Identification and investigation of ORFans in the viral world
1 Computer Science and Engineering Dept, 201 Bell Hall, University at Buffalo, Buffalo, NY 14260-2000, USA
2 Bioinformatics/Dept. of Computer Science, Ben Gurion University, Beer-Sheva 84015, Israel
BMC Genomics 2008, 9:24 doi:10.1186/1471-2164-9-24Published: 19 January 2008
Genome-wide studies have already shed light into the evolution and enormous diversity of the viral world. Nevertheless, one of the unresolved mysteries in comparative genomics today is the abundance of ORFans – ORFs with no detectable sequence similarity to any other ORF in the databases. Recently, studies attempting to understand the origin and functions of bacterial ORFans have been reported. Here we present a first genome-wide identification and analysis of ORFans in the viral world, with focus on bacteriophages.

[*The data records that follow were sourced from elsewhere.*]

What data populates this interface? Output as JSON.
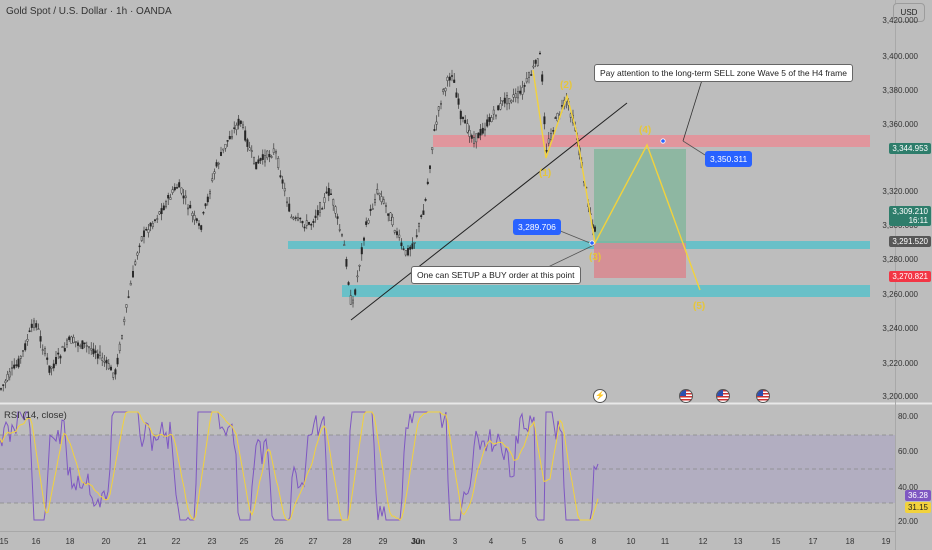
{
  "header": {
    "symbol_title": "Gold Spot / U.S. Dollar · 1h · OANDA",
    "currency_button": "USD"
  },
  "price_axis": {
    "ticks": [
      "3,420.000",
      "3,400.000",
      "3,380.000",
      "3,360.000",
      "3,320.000",
      "3,300.000",
      "3,280.000",
      "3,260.000",
      "3,240.000",
      "3,220.000",
      "3,200.000"
    ]
  },
  "rsi_axis": {
    "ticks": [
      "80.00",
      "60.00",
      "40.00",
      "20.00"
    ]
  },
  "time_axis": {
    "ticks": [
      "15",
      "16",
      "18",
      "20",
      "21",
      "22",
      "23",
      "25",
      "26",
      "27",
      "28",
      "29",
      "30",
      "Jun",
      "3",
      "4",
      "5",
      "6",
      "8",
      "10",
      "11",
      "12",
      "13",
      "15",
      "17",
      "18",
      "19"
    ]
  },
  "price_badges": {
    "target": "3,344.953",
    "current_price": "3,309.210",
    "countdown": "16:11",
    "entry": "3,291.520",
    "stop": "3,270.821"
  },
  "rsi_badges": {
    "rsi_value": "36.28",
    "ma_value": "31.15"
  },
  "rsi_panel": {
    "label": "RSI (14, close)"
  },
  "annotations": {
    "sell_zone_note": "Pay attention to the long-term SELL zone Wave 5 of the H4 frame",
    "buy_note": "One can SETUP a BUY order at this point",
    "resistance_price": "3,350.311",
    "support_price": "3,289.706"
  },
  "wave_labels": {
    "w1": "(1)",
    "w2": "(2)",
    "w3": "(3)",
    "w4": "(4)",
    "w5": "(5)"
  },
  "colors": {
    "background": "#bdbdbd",
    "candle_up": "#262626",
    "candle_down": "#262626",
    "wave": "#f2d23c",
    "sell_zone": "#e88f98",
    "buy_zone": "#5fc0c9",
    "target_fill": "#7fb59a",
    "stop_fill": "#d9888f",
    "badge_blue": "#2962ff",
    "badge_red": "#f23645",
    "rsi_line": "#7e57c2",
    "rsi_ma": "#f2d23c"
  },
  "icons": [
    "lightning-event-icon",
    "us-flag-event-icon",
    "us-flag-event-icon",
    "us-flag-event-icon"
  ]
}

Almost one-third of all ORFs in 1,456 complete virus genomes correspond to ORFans, a figure significantly larger than that observed in prokaryotes. Like prokaryotic ORFans, viral ORFans are shorter and have a lower GC content than non-ORFans. Nevertheless, a statistically significant lower GC content is found only on a minority of viruses. By focusing on phages, we find that 38.4% of phage ORFs have no homologs in other phages, and 30.1% have no homologs neither in the viral nor in the prokaryotic world. Phages with different host ranges have different percentages of ORFans, reflecting different sampling status and suggesting various diversities. Similarity searches of the phage ORFeome (ORFans and non-ORFans) against prokaryotic genomes shows that almost half of the phage ORFs have prokaryotic homologs, suggesting the major role that horizontal transfer plays in bacterial evolution. Surprisingly, the percentage of phage ORFans with prokaryotic homologs is only 18.7%. This suggests that phage ORFans play a lesser role in horizontal transfer to prokaryotes, but may be among the major players contributing to the vast phage diversity.

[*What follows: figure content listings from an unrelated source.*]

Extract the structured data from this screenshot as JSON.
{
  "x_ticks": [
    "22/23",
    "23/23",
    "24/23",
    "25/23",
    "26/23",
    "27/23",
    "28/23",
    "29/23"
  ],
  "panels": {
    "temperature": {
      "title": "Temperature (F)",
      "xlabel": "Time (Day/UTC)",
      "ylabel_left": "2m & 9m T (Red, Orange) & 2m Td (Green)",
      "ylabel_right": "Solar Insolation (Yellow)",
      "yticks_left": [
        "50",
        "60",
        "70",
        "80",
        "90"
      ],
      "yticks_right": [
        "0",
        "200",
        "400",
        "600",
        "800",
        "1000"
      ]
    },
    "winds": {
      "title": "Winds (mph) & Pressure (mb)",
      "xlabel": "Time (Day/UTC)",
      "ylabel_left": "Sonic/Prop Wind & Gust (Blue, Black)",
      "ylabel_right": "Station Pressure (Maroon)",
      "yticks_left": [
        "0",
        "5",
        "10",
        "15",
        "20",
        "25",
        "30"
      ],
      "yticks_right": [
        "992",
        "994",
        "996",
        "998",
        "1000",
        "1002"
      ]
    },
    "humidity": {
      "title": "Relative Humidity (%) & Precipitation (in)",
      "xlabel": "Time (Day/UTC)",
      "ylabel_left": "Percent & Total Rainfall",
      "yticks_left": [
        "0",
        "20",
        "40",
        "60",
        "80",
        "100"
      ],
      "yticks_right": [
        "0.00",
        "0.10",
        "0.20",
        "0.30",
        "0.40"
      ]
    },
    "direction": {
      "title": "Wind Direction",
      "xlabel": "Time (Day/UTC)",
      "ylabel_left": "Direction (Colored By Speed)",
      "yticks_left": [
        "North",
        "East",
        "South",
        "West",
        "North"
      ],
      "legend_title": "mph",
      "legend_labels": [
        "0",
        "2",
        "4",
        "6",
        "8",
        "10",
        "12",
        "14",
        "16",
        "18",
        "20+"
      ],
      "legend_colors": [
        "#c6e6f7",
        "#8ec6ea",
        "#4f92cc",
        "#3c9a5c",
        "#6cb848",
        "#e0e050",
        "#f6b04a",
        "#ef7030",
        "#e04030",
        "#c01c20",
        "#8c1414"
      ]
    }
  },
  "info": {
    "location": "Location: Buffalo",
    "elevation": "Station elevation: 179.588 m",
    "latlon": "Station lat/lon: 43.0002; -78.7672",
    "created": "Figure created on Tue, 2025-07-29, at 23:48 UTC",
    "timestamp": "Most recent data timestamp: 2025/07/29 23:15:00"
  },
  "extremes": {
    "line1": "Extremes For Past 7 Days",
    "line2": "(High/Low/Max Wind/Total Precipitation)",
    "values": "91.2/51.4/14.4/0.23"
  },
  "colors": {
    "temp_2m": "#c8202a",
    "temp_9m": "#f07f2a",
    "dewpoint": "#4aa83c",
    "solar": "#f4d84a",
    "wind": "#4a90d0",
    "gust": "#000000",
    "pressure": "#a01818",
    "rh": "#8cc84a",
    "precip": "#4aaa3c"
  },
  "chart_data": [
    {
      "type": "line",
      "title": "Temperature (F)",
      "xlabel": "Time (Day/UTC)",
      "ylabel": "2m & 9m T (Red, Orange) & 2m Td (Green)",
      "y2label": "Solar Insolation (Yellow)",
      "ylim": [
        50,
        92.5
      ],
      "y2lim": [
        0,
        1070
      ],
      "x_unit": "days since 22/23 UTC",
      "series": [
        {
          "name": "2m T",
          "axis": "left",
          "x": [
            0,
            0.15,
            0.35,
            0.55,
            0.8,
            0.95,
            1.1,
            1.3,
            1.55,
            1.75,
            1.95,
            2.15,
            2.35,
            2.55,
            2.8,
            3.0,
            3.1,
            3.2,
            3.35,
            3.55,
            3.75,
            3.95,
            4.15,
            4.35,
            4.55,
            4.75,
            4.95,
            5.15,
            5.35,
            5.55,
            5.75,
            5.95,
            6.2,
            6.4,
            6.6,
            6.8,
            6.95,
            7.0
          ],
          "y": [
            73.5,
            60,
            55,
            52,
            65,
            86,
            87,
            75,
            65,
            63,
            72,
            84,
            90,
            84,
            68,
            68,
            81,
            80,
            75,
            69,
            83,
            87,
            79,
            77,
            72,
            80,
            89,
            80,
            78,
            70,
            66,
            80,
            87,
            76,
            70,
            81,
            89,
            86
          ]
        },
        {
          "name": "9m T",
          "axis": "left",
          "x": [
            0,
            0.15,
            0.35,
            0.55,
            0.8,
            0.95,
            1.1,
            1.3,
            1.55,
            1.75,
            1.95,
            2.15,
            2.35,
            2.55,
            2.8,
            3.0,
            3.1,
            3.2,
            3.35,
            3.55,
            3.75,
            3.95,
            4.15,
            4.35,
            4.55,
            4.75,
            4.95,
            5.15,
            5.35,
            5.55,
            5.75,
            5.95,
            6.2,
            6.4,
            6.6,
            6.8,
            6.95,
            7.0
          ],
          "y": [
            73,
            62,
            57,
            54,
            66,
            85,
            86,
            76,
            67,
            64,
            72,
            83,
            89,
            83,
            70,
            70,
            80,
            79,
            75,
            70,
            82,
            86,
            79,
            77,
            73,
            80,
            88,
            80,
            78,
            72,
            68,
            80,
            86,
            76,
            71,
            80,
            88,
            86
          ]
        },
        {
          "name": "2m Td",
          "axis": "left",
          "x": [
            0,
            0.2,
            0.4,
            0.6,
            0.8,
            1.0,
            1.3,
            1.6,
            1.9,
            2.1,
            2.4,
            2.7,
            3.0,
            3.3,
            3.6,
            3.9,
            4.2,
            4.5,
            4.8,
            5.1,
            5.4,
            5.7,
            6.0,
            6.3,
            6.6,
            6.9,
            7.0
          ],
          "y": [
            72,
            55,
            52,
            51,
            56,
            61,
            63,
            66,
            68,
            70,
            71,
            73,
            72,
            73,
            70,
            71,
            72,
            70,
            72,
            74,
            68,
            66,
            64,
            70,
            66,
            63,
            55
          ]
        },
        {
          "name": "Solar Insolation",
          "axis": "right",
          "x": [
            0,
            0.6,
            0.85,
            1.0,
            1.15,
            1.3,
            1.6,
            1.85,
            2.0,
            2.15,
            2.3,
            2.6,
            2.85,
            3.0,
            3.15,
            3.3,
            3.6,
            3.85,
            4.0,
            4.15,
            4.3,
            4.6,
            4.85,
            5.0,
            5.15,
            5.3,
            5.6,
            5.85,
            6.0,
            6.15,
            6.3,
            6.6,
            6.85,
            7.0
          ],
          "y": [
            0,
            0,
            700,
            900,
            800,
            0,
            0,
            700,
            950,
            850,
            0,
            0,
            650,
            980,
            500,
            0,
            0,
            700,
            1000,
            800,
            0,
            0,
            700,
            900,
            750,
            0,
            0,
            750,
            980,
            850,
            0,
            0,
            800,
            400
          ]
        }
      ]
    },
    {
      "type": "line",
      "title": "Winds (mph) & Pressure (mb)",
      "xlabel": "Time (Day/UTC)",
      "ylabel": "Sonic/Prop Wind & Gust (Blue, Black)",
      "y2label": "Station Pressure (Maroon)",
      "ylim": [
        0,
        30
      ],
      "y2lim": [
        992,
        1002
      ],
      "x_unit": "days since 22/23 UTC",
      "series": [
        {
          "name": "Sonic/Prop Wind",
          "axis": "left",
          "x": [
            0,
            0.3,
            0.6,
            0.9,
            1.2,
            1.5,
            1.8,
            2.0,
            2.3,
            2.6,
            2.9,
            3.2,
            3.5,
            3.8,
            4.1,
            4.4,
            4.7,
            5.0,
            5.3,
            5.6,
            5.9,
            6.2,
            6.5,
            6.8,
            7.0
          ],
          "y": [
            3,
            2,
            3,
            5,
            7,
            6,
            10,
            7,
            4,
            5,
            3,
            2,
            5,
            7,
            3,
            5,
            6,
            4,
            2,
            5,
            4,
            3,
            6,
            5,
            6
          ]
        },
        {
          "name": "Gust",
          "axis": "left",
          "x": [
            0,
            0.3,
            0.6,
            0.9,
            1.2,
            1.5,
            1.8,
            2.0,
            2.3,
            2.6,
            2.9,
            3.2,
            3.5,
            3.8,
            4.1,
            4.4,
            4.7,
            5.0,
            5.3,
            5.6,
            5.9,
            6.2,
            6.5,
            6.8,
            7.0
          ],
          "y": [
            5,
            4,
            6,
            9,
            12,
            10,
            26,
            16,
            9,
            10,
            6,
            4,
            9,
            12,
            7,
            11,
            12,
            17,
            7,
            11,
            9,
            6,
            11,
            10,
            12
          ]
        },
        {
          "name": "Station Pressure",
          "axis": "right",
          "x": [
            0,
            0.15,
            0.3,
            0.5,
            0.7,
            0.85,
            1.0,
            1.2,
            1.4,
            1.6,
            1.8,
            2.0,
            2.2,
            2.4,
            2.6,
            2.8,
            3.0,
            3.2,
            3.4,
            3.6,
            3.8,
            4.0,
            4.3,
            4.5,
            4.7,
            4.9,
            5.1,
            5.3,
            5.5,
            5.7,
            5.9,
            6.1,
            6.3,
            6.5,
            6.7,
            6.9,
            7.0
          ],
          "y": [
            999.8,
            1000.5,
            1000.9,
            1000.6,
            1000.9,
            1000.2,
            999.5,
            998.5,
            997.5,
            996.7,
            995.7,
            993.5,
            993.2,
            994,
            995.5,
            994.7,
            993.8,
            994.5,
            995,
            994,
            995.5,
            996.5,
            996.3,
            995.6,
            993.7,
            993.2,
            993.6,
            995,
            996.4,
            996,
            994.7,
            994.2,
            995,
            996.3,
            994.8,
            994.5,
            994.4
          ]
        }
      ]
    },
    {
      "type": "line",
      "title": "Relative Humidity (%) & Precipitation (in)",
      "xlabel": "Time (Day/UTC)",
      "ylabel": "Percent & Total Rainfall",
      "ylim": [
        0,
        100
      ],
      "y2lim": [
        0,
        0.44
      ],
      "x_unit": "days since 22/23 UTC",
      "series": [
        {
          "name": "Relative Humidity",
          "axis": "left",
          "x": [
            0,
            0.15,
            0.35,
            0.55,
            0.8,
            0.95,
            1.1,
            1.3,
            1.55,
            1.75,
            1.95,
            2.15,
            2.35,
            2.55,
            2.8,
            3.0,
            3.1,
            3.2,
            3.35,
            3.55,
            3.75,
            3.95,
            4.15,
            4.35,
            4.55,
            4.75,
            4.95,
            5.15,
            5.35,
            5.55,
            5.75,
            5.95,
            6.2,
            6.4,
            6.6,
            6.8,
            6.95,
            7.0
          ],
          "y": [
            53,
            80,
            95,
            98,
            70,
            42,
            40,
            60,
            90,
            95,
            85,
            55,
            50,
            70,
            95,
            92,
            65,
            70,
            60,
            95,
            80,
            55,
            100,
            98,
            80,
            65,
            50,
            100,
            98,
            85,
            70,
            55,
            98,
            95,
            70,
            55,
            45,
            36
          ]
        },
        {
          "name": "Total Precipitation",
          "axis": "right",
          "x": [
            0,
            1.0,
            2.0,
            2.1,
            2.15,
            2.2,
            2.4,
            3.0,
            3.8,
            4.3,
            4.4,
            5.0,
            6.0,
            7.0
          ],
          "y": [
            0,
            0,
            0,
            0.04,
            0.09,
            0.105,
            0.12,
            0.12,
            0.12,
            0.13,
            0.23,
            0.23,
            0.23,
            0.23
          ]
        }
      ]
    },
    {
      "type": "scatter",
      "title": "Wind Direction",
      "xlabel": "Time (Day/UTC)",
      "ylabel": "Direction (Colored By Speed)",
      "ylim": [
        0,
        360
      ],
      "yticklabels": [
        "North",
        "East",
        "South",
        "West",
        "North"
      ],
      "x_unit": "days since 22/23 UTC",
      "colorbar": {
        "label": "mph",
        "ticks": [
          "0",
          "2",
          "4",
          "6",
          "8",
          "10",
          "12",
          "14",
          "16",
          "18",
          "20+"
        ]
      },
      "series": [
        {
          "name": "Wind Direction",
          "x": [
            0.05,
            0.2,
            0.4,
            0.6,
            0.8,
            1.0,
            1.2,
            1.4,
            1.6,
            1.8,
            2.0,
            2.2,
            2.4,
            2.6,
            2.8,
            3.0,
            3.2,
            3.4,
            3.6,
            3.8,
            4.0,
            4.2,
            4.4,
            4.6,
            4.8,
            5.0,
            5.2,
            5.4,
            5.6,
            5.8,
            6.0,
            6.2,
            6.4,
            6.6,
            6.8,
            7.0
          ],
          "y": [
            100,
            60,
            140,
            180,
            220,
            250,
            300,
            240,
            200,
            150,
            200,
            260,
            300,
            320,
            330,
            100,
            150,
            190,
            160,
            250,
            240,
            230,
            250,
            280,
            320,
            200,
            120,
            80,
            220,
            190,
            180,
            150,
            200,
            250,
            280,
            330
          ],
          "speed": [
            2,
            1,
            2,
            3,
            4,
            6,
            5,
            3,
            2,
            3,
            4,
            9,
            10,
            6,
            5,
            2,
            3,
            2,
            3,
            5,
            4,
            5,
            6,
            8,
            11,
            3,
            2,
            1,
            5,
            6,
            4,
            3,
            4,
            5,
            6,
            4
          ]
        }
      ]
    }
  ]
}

Although the current sampling of viral genomes is extremely low, ORFans and near-ORFans are likely to continue to grow in number as more genomes are sequenced. The abundance of phage ORFans may be partially due to the expected vast viral diversity, and may be instrumental in understanding viral evolution. The functions, origins and fates of the majority of viral ORFans remain a mystery. Further computational and experimental studies are likely to shed light on the mechanisms that have given rise to so many bacterial and viral ORFans.